If you tax corporations less, it will spur growth and overall revenues will improve, but if you say lowering taxes will improve revenues you're crazy.

4 comments:

spencer said...

Lowering taxes on businesses *can* work to spur the economy, but only in particular situations.

An example of where such a policy could work would be one in which demand for a product or service (or even demand for most products and services) is high or increasing, but because of high taxes, businesses lack the cash on hand to expand quickly and meet that demand. If taxes on businesses fall, expansion can occur, and then (hopefully) the taxes brought in from the increased sales will make up for the lower tax rate.

An example of where such a policy would probably *not* work is one in which demand for goods and services is flagging across the board.
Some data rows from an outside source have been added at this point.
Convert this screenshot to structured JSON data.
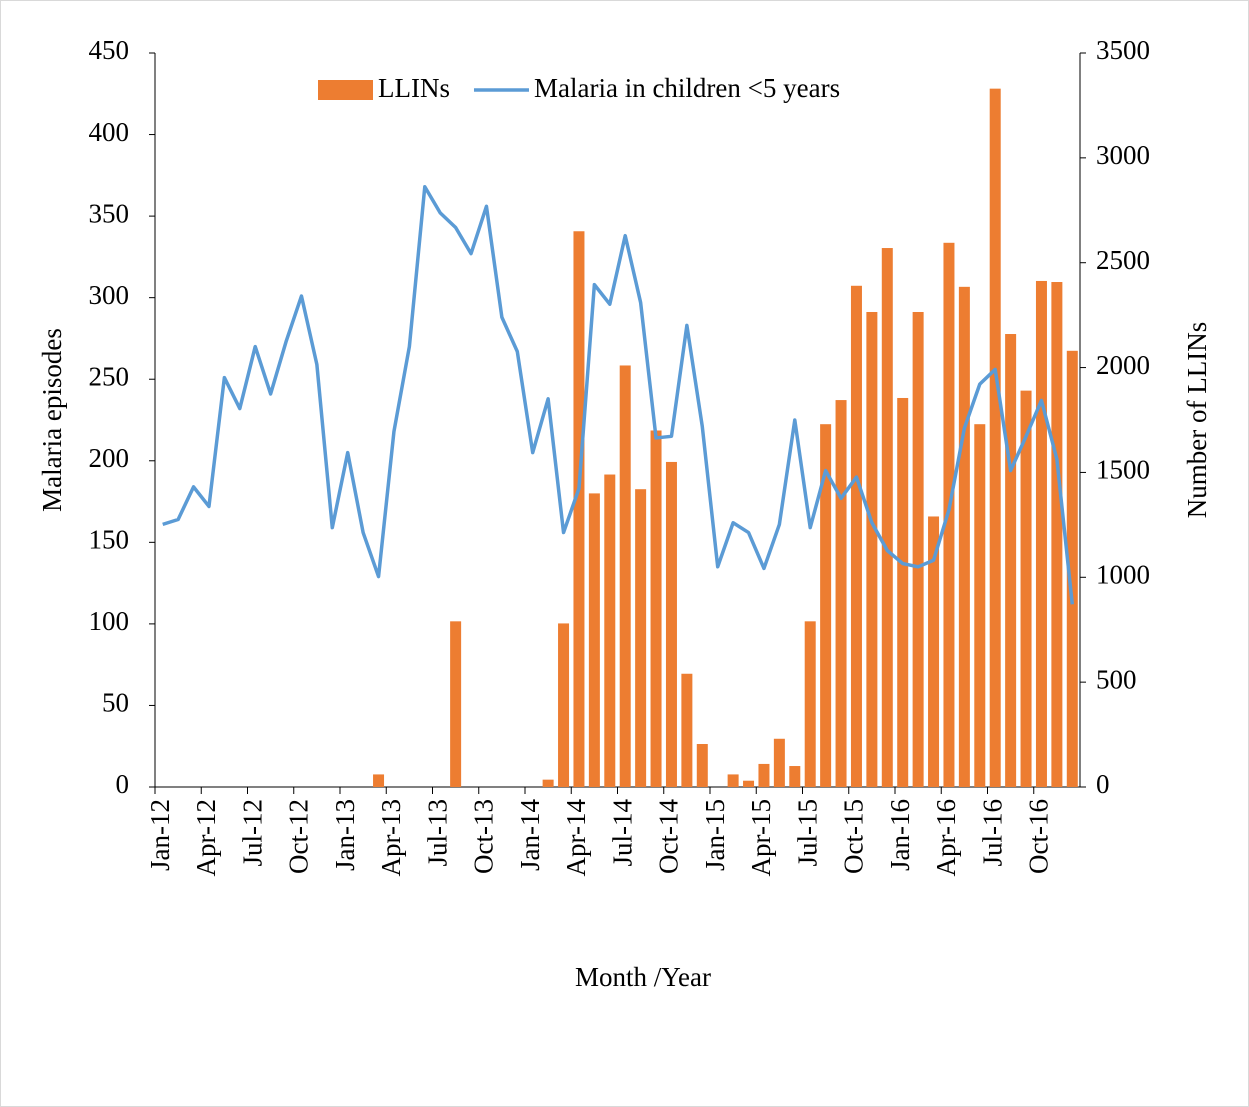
{
  "chart_data": {
    "type": "bar",
    "x_label": "Month /Year",
    "y_label": "Malaria episodes",
    "y2_label": "Number of LLINs",
    "categories": [
      "Jan-12",
      null,
      null,
      "Apr-12",
      null,
      null,
      "Jul-12",
      null,
      null,
      "Oct-12",
      null,
      null,
      "Jan-13",
      null,
      null,
      "Apr-13",
      null,
      null,
      "Jul-13",
      null,
      null,
      "Oct-13",
      null,
      null,
      "Jan-14",
      null,
      null,
      "Apr-14",
      null,
      null,
      "Jul-14",
      null,
      null,
      "Oct-14",
      null,
      null,
      "Jan-15",
      null,
      null,
      "Apr-15",
      null,
      null,
      "Jul-15",
      null,
      null,
      "Oct-15",
      null,
      null,
      "Jan-16",
      null,
      null,
      "Apr-16",
      null,
      null,
      "Jul-16",
      null,
      null,
      "Oct-16",
      null,
      null
    ],
    "series": [
      {
        "name": "LLINs",
        "type": "bar",
        "axis": "y2",
        "color": "#ED7D31",
        "values": [
          0,
          0,
          0,
          0,
          0,
          0,
          0,
          0,
          0,
          0,
          0,
          0,
          0,
          0,
          60,
          0,
          0,
          0,
          0,
          790,
          0,
          0,
          0,
          0,
          0,
          35,
          780,
          2650,
          1400,
          1490,
          2010,
          1420,
          1700,
          1550,
          540,
          205,
          0,
          60,
          30,
          110,
          230,
          100,
          790,
          1730,
          1845,
          2390,
          2265,
          2570,
          1855,
          2265,
          1290,
          2595,
          2385,
          1730,
          3330,
          2160,
          1890,
          2413,
          2408,
          2080
        ]
      },
      {
        "name": "Malaria in children <5 years",
        "type": "line",
        "axis": "y",
        "color": "#5B9BD5",
        "values": [
          161,
          164,
          184,
          172,
          251,
          232,
          270,
          241,
          273,
          301,
          259,
          159,
          205,
          156,
          129,
          218,
          270,
          368,
          352,
          343,
          327,
          356,
          288,
          267,
          205,
          238,
          156,
          183,
          308,
          296,
          338,
          297,
          214,
          215,
          283,
          221,
          135,
          162,
          156,
          134,
          161,
          225,
          159,
          194,
          177,
          190,
          162,
          145,
          137,
          135,
          139,
          170,
          220,
          247,
          256,
          194,
          215,
          237,
          201,
          112
        ]
      }
    ],
    "ylim": [
      0,
      450
    ],
    "yticks": [
      0,
      50,
      100,
      150,
      200,
      250,
      300,
      350,
      400,
      450
    ],
    "y2lim": [
      0,
      3500
    ],
    "y2ticks": [
      0,
      500,
      1000,
      1500,
      2000,
      2500,
      3000,
      3500
    ],
    "legend": "top"
  }
}
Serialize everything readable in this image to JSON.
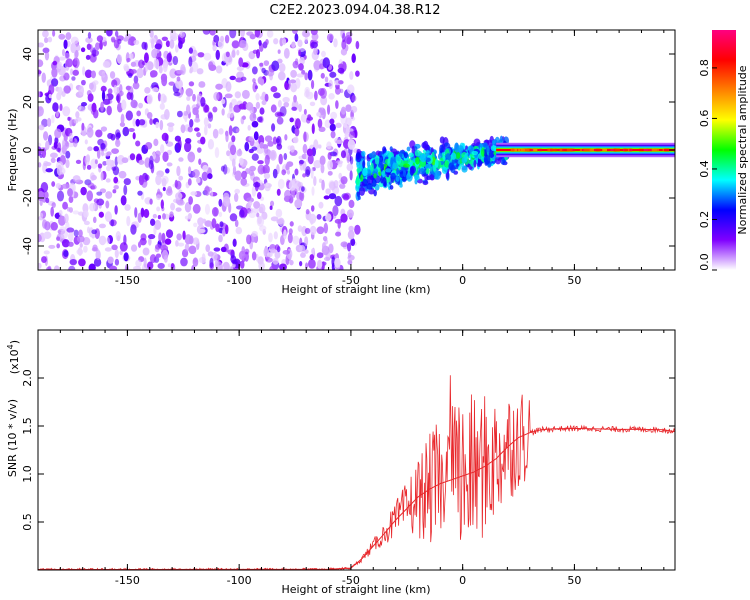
{
  "figure": {
    "title": "C2E2.2023.094.04.38.R12"
  },
  "chart_data": [
    {
      "type": "heatmap",
      "title": "C2E2.2023.094.04.38.R12",
      "xlabel": "Height of straight line (km)",
      "ylabel": "Frequency (Hz)",
      "xlim": [
        -190,
        95
      ],
      "ylim": [
        -50,
        50
      ],
      "x_ticks": [
        -150,
        -100,
        -50,
        0,
        50
      ],
      "y_ticks": [
        -40,
        -20,
        0,
        20,
        40
      ],
      "grid": false,
      "colorbar": {
        "label": "Normalized spectral amplitude",
        "range": [
          0.0,
          0.95
        ],
        "ticks": [
          0.0,
          0.2,
          0.4,
          0.6,
          0.8
        ],
        "colormap": [
          "#ffffff",
          "#8000ff",
          "#0000ff",
          "#00ffff",
          "#00ff00",
          "#ffff00",
          "#ff8000",
          "#ff0000",
          "#ff0080"
        ]
      },
      "regions": [
        {
          "x_range": [
            -190,
            -47
          ],
          "description_level": 0.1,
          "spread_hz": [
            -50,
            50
          ]
        },
        {
          "x_range": [
            -47,
            20
          ],
          "description_level": 0.35,
          "spread_hz": [
            -20,
            10
          ]
        },
        {
          "x_range": [
            20,
            95
          ],
          "description_level": 0.9,
          "spread_hz": [
            -3,
            3
          ]
        }
      ]
    },
    {
      "type": "line",
      "xlabel": "Height of straight line (km)",
      "ylabel": "SNR (10 * v/v)",
      "y_multiplier_label": "(x10",
      "y_multiplier_exp": "4",
      "y_multiplier_close": ")",
      "xlim": [
        -190,
        95
      ],
      "ylim": [
        0,
        25000
      ],
      "x_ticks": [
        -150,
        -100,
        -50,
        0,
        50
      ],
      "y_ticks": [
        5000,
        10000,
        15000,
        20000
      ],
      "y_tick_labels": [
        "0.5",
        "1.0",
        "1.5",
        "2.0"
      ],
      "series": [
        {
          "color": "#e8282c",
          "x": [
            -190,
            -150,
            -100,
            -60,
            -50,
            -45,
            -40,
            -35,
            -30,
            -25,
            -20,
            -15,
            -10,
            -5,
            0,
            5,
            10,
            15,
            20,
            25,
            30,
            35,
            40,
            50,
            60,
            70,
            80,
            90,
            95
          ],
          "values": [
            50,
            50,
            60,
            80,
            200,
            1200,
            2500,
            3800,
            5200,
            6400,
            7600,
            8400,
            9000,
            9400,
            9800,
            10200,
            10800,
            11600,
            12800,
            13800,
            14300,
            14600,
            14700,
            14750,
            14700,
            14650,
            14650,
            14600,
            14400
          ]
        }
      ]
    }
  ]
}
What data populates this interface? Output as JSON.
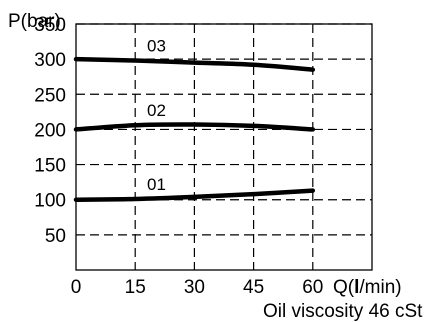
{
  "chart_data": {
    "type": "line",
    "ylabel": "P(bar)",
    "xlabel": "Q(l/min)",
    "note": "Oil viscosity 46 cSt",
    "xlim": [
      0,
      75
    ],
    "ylim": [
      0,
      350
    ],
    "x_ticks": [
      0,
      15,
      30,
      45,
      60
    ],
    "y_ticks": [
      50,
      100,
      150,
      200,
      250,
      300,
      350
    ],
    "grid": true,
    "series": [
      {
        "name": "01",
        "x": [
          0,
          15,
          30,
          45,
          60
        ],
        "values": [
          100,
          101,
          104,
          108,
          113
        ]
      },
      {
        "name": "02",
        "x": [
          0,
          15,
          30,
          45,
          60
        ],
        "values": [
          200,
          206,
          207,
          205,
          200
        ]
      },
      {
        "name": "03",
        "x": [
          0,
          15,
          30,
          45,
          60
        ],
        "values": [
          300,
          298,
          295,
          292,
          285
        ]
      }
    ]
  }
}
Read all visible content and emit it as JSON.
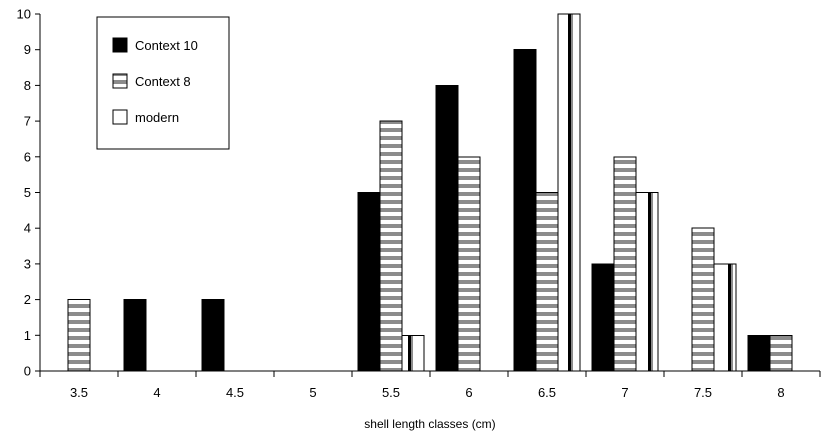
{
  "chart_data": {
    "type": "bar",
    "title": "",
    "xlabel": "shell length classes (cm)",
    "ylabel": "",
    "categories": [
      "3.5",
      "4",
      "4.5",
      "5",
      "5.5",
      "6",
      "6.5",
      "7",
      "7.5",
      "8"
    ],
    "series": [
      {
        "name": "Context 10",
        "pattern": "solid",
        "color": "#000000",
        "values": [
          0,
          2,
          2,
          0,
          5,
          8,
          9,
          3,
          0,
          1
        ]
      },
      {
        "name": "Context 8",
        "pattern": "horizontal-stripes",
        "color": "#8c8c8c",
        "values": [
          2,
          0,
          0,
          0,
          7,
          6,
          5,
          6,
          4,
          1
        ]
      },
      {
        "name": "modern",
        "pattern": "vertical-stripes",
        "color": "#000000",
        "values": [
          0,
          0,
          0,
          0,
          1,
          0,
          10,
          5,
          3,
          0
        ]
      }
    ],
    "yticks": [
      0,
      1,
      2,
      3,
      4,
      5,
      6,
      7,
      8,
      9,
      10
    ],
    "ylim": [
      0,
      10
    ],
    "grid": false,
    "legend": "top-left"
  }
}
If a hypothetical business is only operating at, say 65% of capacity due to a weak economy, the business owner is unlikely to apply any tax break he or she receives to hiring more workers or expanding production (and thus helping to grow the economy). Why would he? The demand just ain't there. Adding production capacity would mean that his business will now be running at 60% capacity instead of 65%. He or she would be much more likely to simply pocket the tax cut, or perhaps invest it overseas.

Of course, my background (and thus outlook) is much more microeconomics-oriented than Big Picture Macroeconomics-oriented, so YMMV.

brad said...

Ah, but she said "corporate taxes", not business taxes. The clear implication, to me at least, is that she doesn't mean make it easier for smaller businesses to scale up, but for large ones to be given further breaks.

spencer said...

Aha, you are correct. I read too quickly. Thanks.

But everything I wrote is still true.